- VCD cover art
- 射鵰英雄傳之九陰真經
- Genre: Wuxia
- Based on: The Legend of the Condor Heroes by Jin Yong
- Screenplay by: Wong Yuk-tak
- Directed by: Poon Ka-tak
- Starring: David Chiang; Fiona Leung; Julian Cheung;
- Opening theme: "Peach Blossoms in a Chaotic World" (亂世桃花) by George Lam and Sally Yeh
- Country of origin: Hong Kong
- Original language: Cantonese
- No. of episodes: 20

Production
- Producer: Poon Ka-tak
- Production location: Hong Kong
- Running time: ≈45 minutes per episode
- Production company: TVB

Original release
- Network: TVB Jade
- Release: 19 April – 14 May 1993

= The Mystery of the Condor Hero =

1993 Hong Kong TV series

The Mystery of the Condor Hero is a Hong Kong wuxia television series loosely adapted from the novel The Legend of the Condor Heroes by Jin Yong, serving as a backstory for the character Huang Yaoshi. The series was first broadcast on TVB Jade in Hong Kong in 1993.

== Synopsis ==
The series is set in 12th-century China against the backdrop of the wars between the Jin and Song empires. The Jiuyin Zhenjing, a highly coveted martial arts manual in the wulin, has been the target of various forces seeking to acquire it.

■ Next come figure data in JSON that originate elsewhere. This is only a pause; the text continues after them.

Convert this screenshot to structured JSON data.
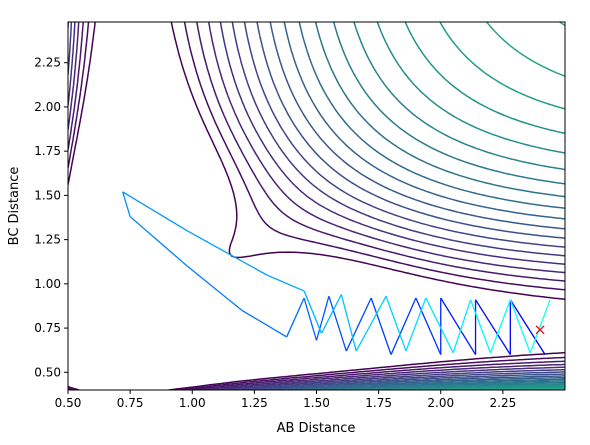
{
  "chart_data": {
    "type": "contour",
    "title": "",
    "xlabel": "AB Distance",
    "ylabel": "BC Distance",
    "xlim": [
      0.5,
      2.5
    ],
    "ylim": [
      0.4,
      2.48
    ],
    "x_ticks": [
      0.5,
      0.75,
      1.0,
      1.25,
      1.5,
      1.75,
      2.0,
      2.25
    ],
    "x_tick_labels": [
      "0.50",
      "0.75",
      "1.00",
      "1.25",
      "1.50",
      "1.75",
      "2.00",
      "2.25"
    ],
    "y_ticks": [
      0.5,
      0.75,
      1.0,
      1.25,
      1.5,
      1.75,
      2.0,
      2.25
    ],
    "y_tick_labels": [
      "0.50",
      "0.75",
      "1.00",
      "1.25",
      "1.50",
      "1.75",
      "2.00",
      "2.25"
    ],
    "grid": false,
    "legend": "none",
    "colormap_contours": "viridis",
    "trajectory_colormap": "jet",
    "marker": {
      "symbol": "x",
      "color": "#ff0000",
      "x": 2.4,
      "y": 0.74
    },
    "trajectory": [
      [
        2.42,
        0.6
      ],
      [
        2.28,
        0.91
      ],
      [
        2.28,
        0.6
      ],
      [
        2.14,
        0.91
      ],
      [
        2.14,
        0.6
      ],
      [
        2.0,
        0.92
      ],
      [
        2.0,
        0.6
      ],
      [
        1.9,
        0.92
      ],
      [
        1.8,
        0.6
      ],
      [
        1.72,
        0.92
      ],
      [
        1.62,
        0.62
      ],
      [
        1.55,
        0.93
      ],
      [
        1.5,
        0.68
      ],
      [
        1.45,
        0.92
      ],
      [
        1.38,
        0.7
      ],
      [
        1.2,
        0.85
      ],
      [
        0.98,
        1.1
      ],
      [
        0.75,
        1.38
      ],
      [
        0.72,
        1.52
      ],
      [
        0.98,
        1.3
      ],
      [
        1.3,
        1.05
      ],
      [
        1.45,
        0.96
      ],
      [
        1.52,
        0.72
      ],
      [
        1.6,
        0.94
      ],
      [
        1.66,
        0.62
      ],
      [
        1.78,
        0.93
      ],
      [
        1.86,
        0.62
      ],
      [
        1.94,
        0.92
      ],
      [
        2.05,
        0.61
      ],
      [
        2.12,
        0.91
      ],
      [
        2.2,
        0.61
      ],
      [
        2.28,
        0.91
      ],
      [
        2.36,
        0.61
      ],
      [
        2.44,
        0.91
      ]
    ]
  }
}
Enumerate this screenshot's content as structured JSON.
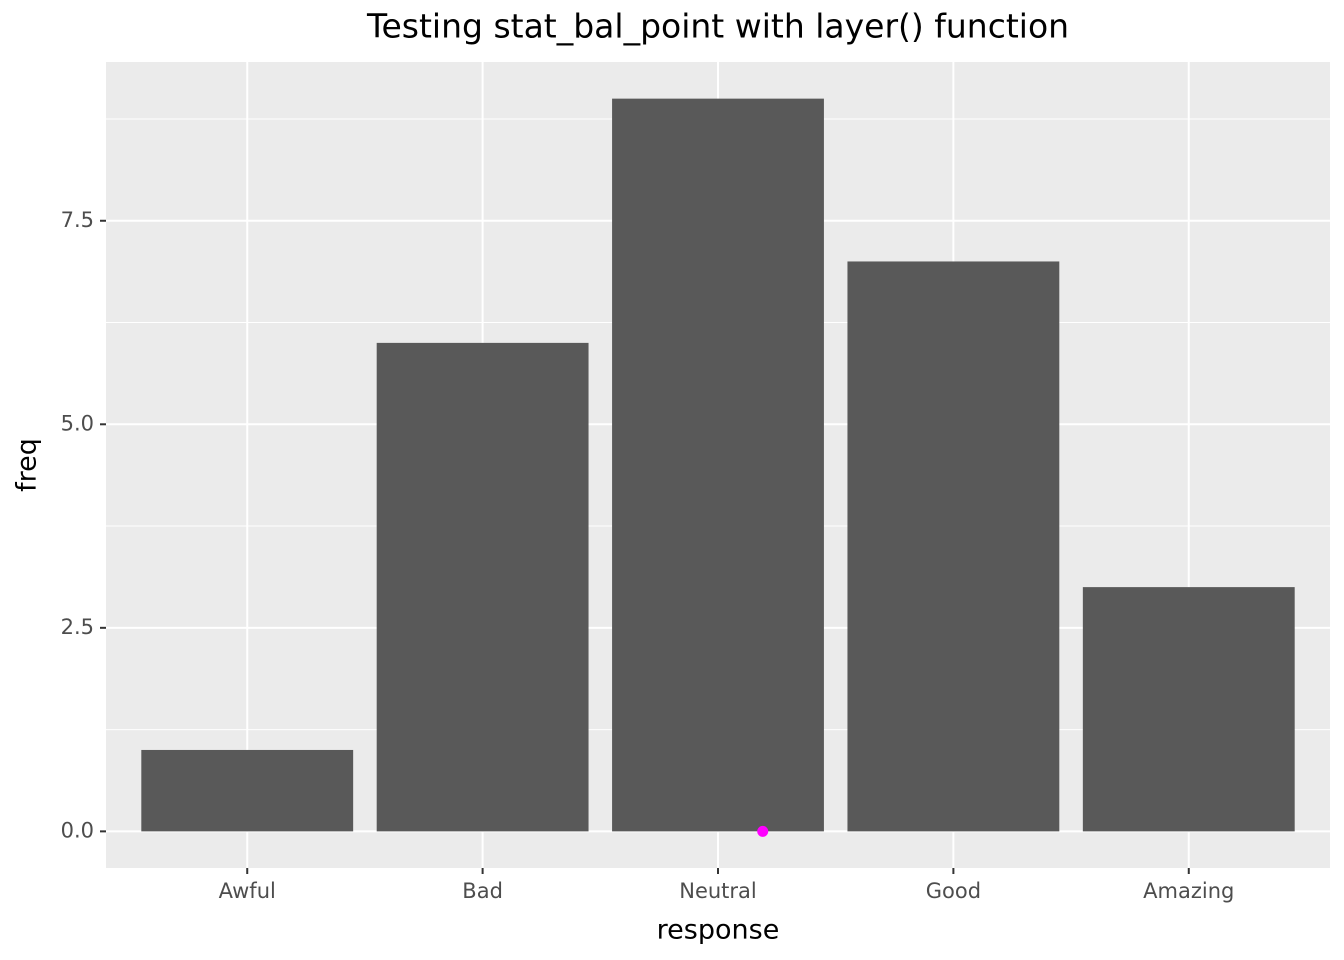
{
  "chart_data": {
    "type": "bar",
    "title": "Testing stat_bal_point with layer() function",
    "x_label": "response",
    "y_label": "freq",
    "categories": [
      "Awful",
      "Bad",
      "Neutral",
      "Good",
      "Amazing"
    ],
    "values": [
      1,
      6,
      9,
      7,
      3
    ],
    "color": "#595959",
    "balance_point": {
      "x": 3.19,
      "y": 0,
      "color": "#ff00ff"
    },
    "ylim": [
      -0.45,
      9.45
    ],
    "yticks": [
      {
        "value": 0,
        "label": "0.0"
      },
      2.5,
      {
        "value": 5,
        "label": "5.0"
      },
      7.5
    ],
    "grid": true
  }
}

Feng Heng, a member of a shamanistic cult in the Jin Empire, is dragged into the power struggle as the manual is connected to the cult. By chance, she meets Huang Yaoshi, a formidable martial artist and polymath, and falls in love with him.

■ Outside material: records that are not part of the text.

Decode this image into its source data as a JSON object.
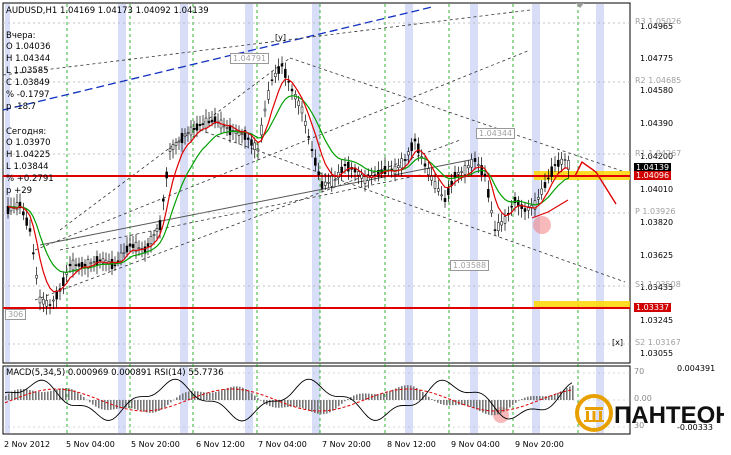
{
  "header": {
    "symbol_line": "AUDUSD,H1  1.04169 1.04173 1.04092 1.04139"
  },
  "yesterday": {
    "title": "Вчера:",
    "lines": [
      "O 1.04036",
      "H 1.04344",
      "L 1.03585",
      "C 1.03849",
      "% -0.1797",
      "p -18.7"
    ]
  },
  "today": {
    "title": "Сегодня:",
    "lines": [
      "O 1.03970",
      "H 1.04225",
      "L 1.03844",
      "% +0.2791",
      "p +29"
    ]
  },
  "price_axis": {
    "labels": [
      "1.04965",
      "1.04775",
      "1.04580",
      "1.04390",
      "1.04200",
      "1.04010",
      "1.03820",
      "1.03625",
      "1.03435",
      "1.03245",
      "1.03055"
    ],
    "current_price": "1.04139",
    "level_upper": "1.04096",
    "level_lower": "1.03337"
  },
  "pivots": {
    "r3": "R3 1.05026",
    "r2": "R2 1.04685",
    "r1": "R1 1.04267",
    "p": "P 1.03926",
    "s1": "S1 1.03508",
    "s2": "S2 1.03167"
  },
  "markers": {
    "high_tag": "1.04791",
    "high_mark": "[y]",
    "mid_tag": "1.04344",
    "low_tag": "1.03588",
    "left_low_tag": "306",
    "x_mark": "[x]"
  },
  "macd": {
    "label": "MACD(5,34,5) 0.000969 0.000891  RSI(14) 55.7736",
    "scale_top": "70",
    "scale_mid": "0.00",
    "scale_bottom": "30",
    "scale_top_value": "0.004391",
    "scale_bottom_value": "-0.00333"
  },
  "time_axis": [
    "2 Nov 2012",
    "5 Nov 04:00",
    "5 Nov 20:00",
    "6 Nov 12:00",
    "7 Nov 04:00",
    "7 Nov 20:00",
    "8 Nov 12:00",
    "9 Nov 04:00",
    "9 Nov 20:00"
  ],
  "logo": {
    "text": "ПАНТЕОН"
  },
  "colors": {
    "support_resistance": "#e00000",
    "highlight_zone": "#ffd700",
    "fast_ma": "#e00000",
    "slow_ma": "#00a000",
    "grid_v": "#00a000",
    "session_band": "#c8d0f4",
    "blue_channel": "#1030c0",
    "logo_gold": "#e8a000"
  }
}
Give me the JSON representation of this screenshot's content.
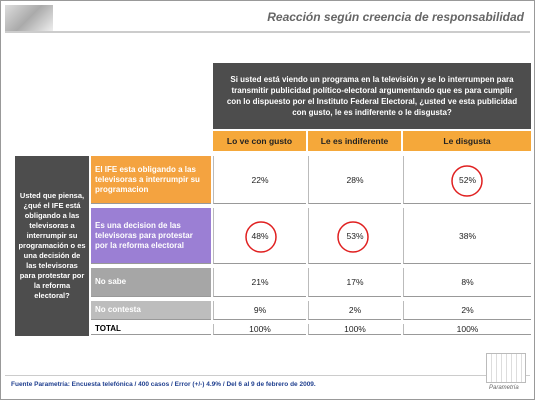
{
  "title": "Reacción según creencia de responsabilidad",
  "table": {
    "question": "Si usted está viendo un programa en la televisión y se lo interrumpen para transmitir publicidad político-electoral argumentando que es para cumplir con lo dispuesto por el Instituto Federal Electoral,  ¿usted  ve esta publicidad con gusto, le es indiferente o le disgusta?",
    "columns": [
      "Lo ve con gusto",
      "Le es indiferente",
      "Le disgusta"
    ],
    "row_question": "Usted que piensa, ¿qué el IFE está obligando a las televisoras a interrumpir su programación o es una decisión de las televisoras para protestar por la reforma electoral?",
    "rows": [
      {
        "label": "El IFE esta obligando a las televisoras a interrumpir su programacion",
        "values": [
          "22%",
          "28%",
          "52%"
        ]
      },
      {
        "label": "Es una decision de las televisoras para protestar por la reforma electoral",
        "values": [
          "48%",
          "53%",
          "38%"
        ]
      },
      {
        "label": "No sabe",
        "values": [
          "21%",
          "17%",
          "8%"
        ]
      },
      {
        "label": "No contesta",
        "values": [
          "9%",
          "2%",
          "2%"
        ]
      },
      {
        "label": "TOTAL",
        "values": [
          "100%",
          "100%",
          "100%"
        ]
      }
    ]
  },
  "footer": "Fuente Parametría: Encuesta telefónica / 400 casos / Error (+/-) 4.9% / Del 6 al 9 de febrero de 2009.",
  "logo": "Parametría"
}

The manual ultimately ends up in the hands of Wang Chongyang, the founder of the Quanzhen Sect, after a martial arts contest on Mount Hua which saw Wang, Huang Yaoshi, Ouyang Feng, Hong Qigong, and Duan Zhixing emerging as the top five martial artists in the wulin.

At one point, Huang Yaoshi is poisoned while saving Feng Heng, who tricks Wang Chongyang's junior Zhou Botong into showing her the Jiuyin Zhenjing and letting her memorise it. Feng Heng then writes a copy of the manual from memory and uses it to help Huang heal himself. Ouyang Feng learns about it and comes to confront them.

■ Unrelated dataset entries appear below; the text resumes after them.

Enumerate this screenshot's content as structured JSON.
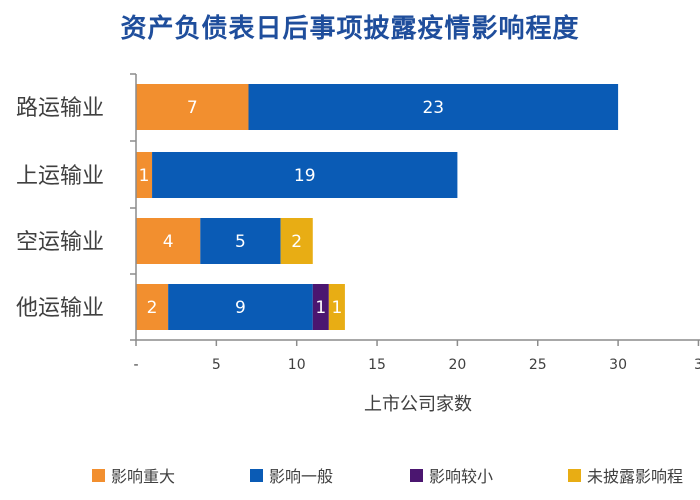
{
  "chart_data": {
    "type": "bar",
    "orientation": "horizontal",
    "stacked": true,
    "title": "资产负债表日后事项披露疫情影响程度",
    "xlabel": "上市公司家数",
    "ylabel": "",
    "categories": [
      "路运输业",
      "上运输业",
      "空运输业",
      "他运输业"
    ],
    "series": [
      {
        "name": "影响重大",
        "color": "#f28f2f",
        "values": [
          7,
          1,
          4,
          2
        ]
      },
      {
        "name": "影响一般",
        "color": "#0a5bb5",
        "values": [
          23,
          19,
          5,
          9
        ]
      },
      {
        "name": "影响较小",
        "color": "#4b1670",
        "values": [
          0,
          0,
          0,
          1
        ]
      },
      {
        "name": "未披露影响程",
        "color": "#e8ad14",
        "values": [
          0,
          0,
          2,
          1
        ]
      }
    ],
    "xlim": [
      0,
      30
    ],
    "xticks": [
      "-",
      "5",
      "10",
      "15",
      "20",
      "25",
      "30",
      "3"
    ],
    "grid": false,
    "legend": "bottom"
  }
}
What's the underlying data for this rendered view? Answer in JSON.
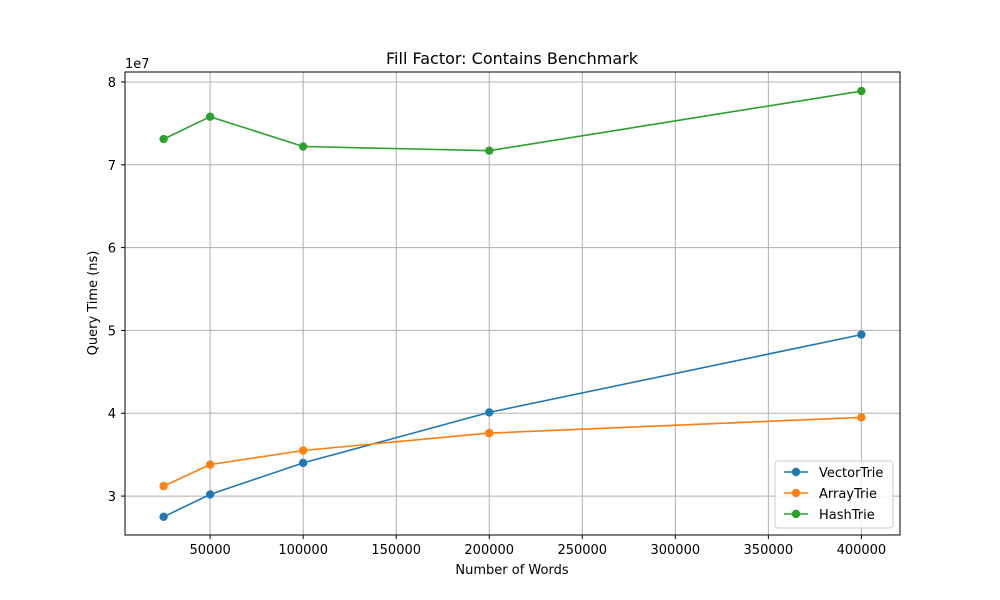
{
  "chart_data": {
    "type": "line",
    "title": "Fill Factor: Contains Benchmark",
    "xlabel": "Number of Words",
    "ylabel": "Query Time (ns)",
    "y_offset_label": "1e7",
    "y_scale": 10000000,
    "x": [
      25000,
      50000,
      100000,
      200000,
      400000
    ],
    "xlim": [
      4250,
      420750
    ],
    "ylim": [
      25300000,
      81200000
    ],
    "xticks": [
      50000,
      100000,
      150000,
      200000,
      250000,
      300000,
      350000,
      400000
    ],
    "xtick_labels": [
      "50000",
      "100000",
      "150000",
      "200000",
      "250000",
      "300000",
      "350000",
      "400000"
    ],
    "yticks": [
      30000000,
      40000000,
      50000000,
      60000000,
      70000000,
      80000000
    ],
    "ytick_labels": [
      "3",
      "4",
      "5",
      "6",
      "7",
      "8"
    ],
    "grid": true,
    "legend_position": "lower right",
    "series": [
      {
        "name": "VectorTrie",
        "color": "#1f77b4",
        "values": [
          27500000,
          30200000,
          34000000,
          40100000,
          49500000
        ]
      },
      {
        "name": "ArrayTrie",
        "color": "#ff7f0e",
        "values": [
          31200000,
          33800000,
          35500000,
          37600000,
          39500000
        ]
      },
      {
        "name": "HashTrie",
        "color": "#2ca02c",
        "values": [
          73100000,
          75800000,
          72200000,
          71700000,
          78900000
        ]
      }
    ]
  }
}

Chen Xuanfeng, a former member of the Iron Palm Clan, has fallen out with the clan's chief Qiu Qianren as he disapproves of Qiu's unscrupulous attempts to seize the Jiuyin Zhenjing. Huang Yaoshi saves Chen from Qiu's attacks. Around the same time, Ouyang Feng's servant Mei Ruohua, who is initially hostile towards Chen, ends up getting into a romantic relationship with Chen. Along with Chen, Mei becomes an apprentice of Huang Yaoshi.

Ouyang Feng, after failing to seize the Jiuyin Zhenjing, coerces Mei Ruohua into pressuring Chen Xuanfeng to steal Huang Yaoshi's copy of the manual. Torn between his love for Mei and his loyalty to his master, Chen ultimately chooses to steal the manual and run away with Mei.